Nils Hujanen (1814-1891)

(Note: This text is copied and then revised from the entry at Wikitree, which I also wrote. That page has detailed sources.)

Nils Nilsson Hujanen (Finnish Niilo Niilonpoika Hujanen) was born in 1814 on Wiita 3 farm (later also known as Pitkäkoski) in Iisalmi, Finland. His parents were Nils Gabrielsson Hujanen (1782-1824) and Brigitta Johansdotter Korolainen (1784-1858).

The farm he lived on was named Pitkäkoski by 1827 and was considered Wiita 10 farm by 1839.

In 1851, Nils married Maria Rönkkö. Their marriage coincided with a particularly bad period for childhood death and disease. Their first two sons Petter (1852) and Adam (1854) both died in November 1855 of scarlet fever. Their son Jooseppi was born in 1856 and survived to adulthood. But their son Erik (1859) died in January 1860 at less than one month old of a fever and their son August (1861) died later that year at barely six months old of unknown causes. His wife Maria died the next year (of “väst i bröst” which is some kind of chest ailment, possibly a consequence of respiratory disease). She was only 38 (and Nils was 48).

At least two other close relatives died at Pitkäkoski during this same period of respiratory diseases or fevers.
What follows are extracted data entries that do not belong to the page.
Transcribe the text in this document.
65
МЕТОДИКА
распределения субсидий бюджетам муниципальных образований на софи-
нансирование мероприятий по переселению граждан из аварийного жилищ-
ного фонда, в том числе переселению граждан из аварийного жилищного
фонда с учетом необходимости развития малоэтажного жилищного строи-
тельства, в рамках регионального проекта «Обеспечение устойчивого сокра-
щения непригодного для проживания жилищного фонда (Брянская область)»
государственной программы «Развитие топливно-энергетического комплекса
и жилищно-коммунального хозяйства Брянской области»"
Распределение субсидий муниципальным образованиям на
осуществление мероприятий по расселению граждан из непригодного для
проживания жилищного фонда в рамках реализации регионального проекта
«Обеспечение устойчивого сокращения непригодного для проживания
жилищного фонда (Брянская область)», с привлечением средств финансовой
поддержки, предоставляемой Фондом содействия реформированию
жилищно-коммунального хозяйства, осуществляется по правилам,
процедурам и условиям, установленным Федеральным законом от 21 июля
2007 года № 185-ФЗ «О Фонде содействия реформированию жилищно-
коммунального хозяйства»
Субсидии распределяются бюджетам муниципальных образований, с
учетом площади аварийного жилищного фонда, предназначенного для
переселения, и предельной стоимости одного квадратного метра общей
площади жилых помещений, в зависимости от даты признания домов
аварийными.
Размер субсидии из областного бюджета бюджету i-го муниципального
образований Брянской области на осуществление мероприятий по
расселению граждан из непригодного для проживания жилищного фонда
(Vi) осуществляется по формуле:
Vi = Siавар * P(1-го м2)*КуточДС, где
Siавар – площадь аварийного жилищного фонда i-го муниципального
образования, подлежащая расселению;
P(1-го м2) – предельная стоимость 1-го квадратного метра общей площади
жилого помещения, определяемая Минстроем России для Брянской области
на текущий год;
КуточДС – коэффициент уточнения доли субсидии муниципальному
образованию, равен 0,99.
Nils eventually remarried in 1870 to Kaisa Pulkinnen, who was born in 1849 and moved from Sotkamo to Pitkäkoski in 1869 or 1870. He was 56 at the time, and his wife only 21. Despite his relatively advanced paternal age, the couple had five children: Brita (1871-1871), Henrik Johan (1872), Lars (aka Lassi) (1875), Jaakko (1881), and Enokki (1882). Nils was 68 when his youngest son was born.

It is perhaps notable that in 1881 (and in the church records just before his death starting in 1891) Nils was recorded with his Finnish name “Niilo.” Likely he had used that name at home throughout his life, but it is the first official acknowledgement of his Finnish name.

Niilo died on 15 September 1891 in Pitkäkoski at the age of 77. The cause is hard to read and possibly misspelled, but might be “halvaus” (stroke).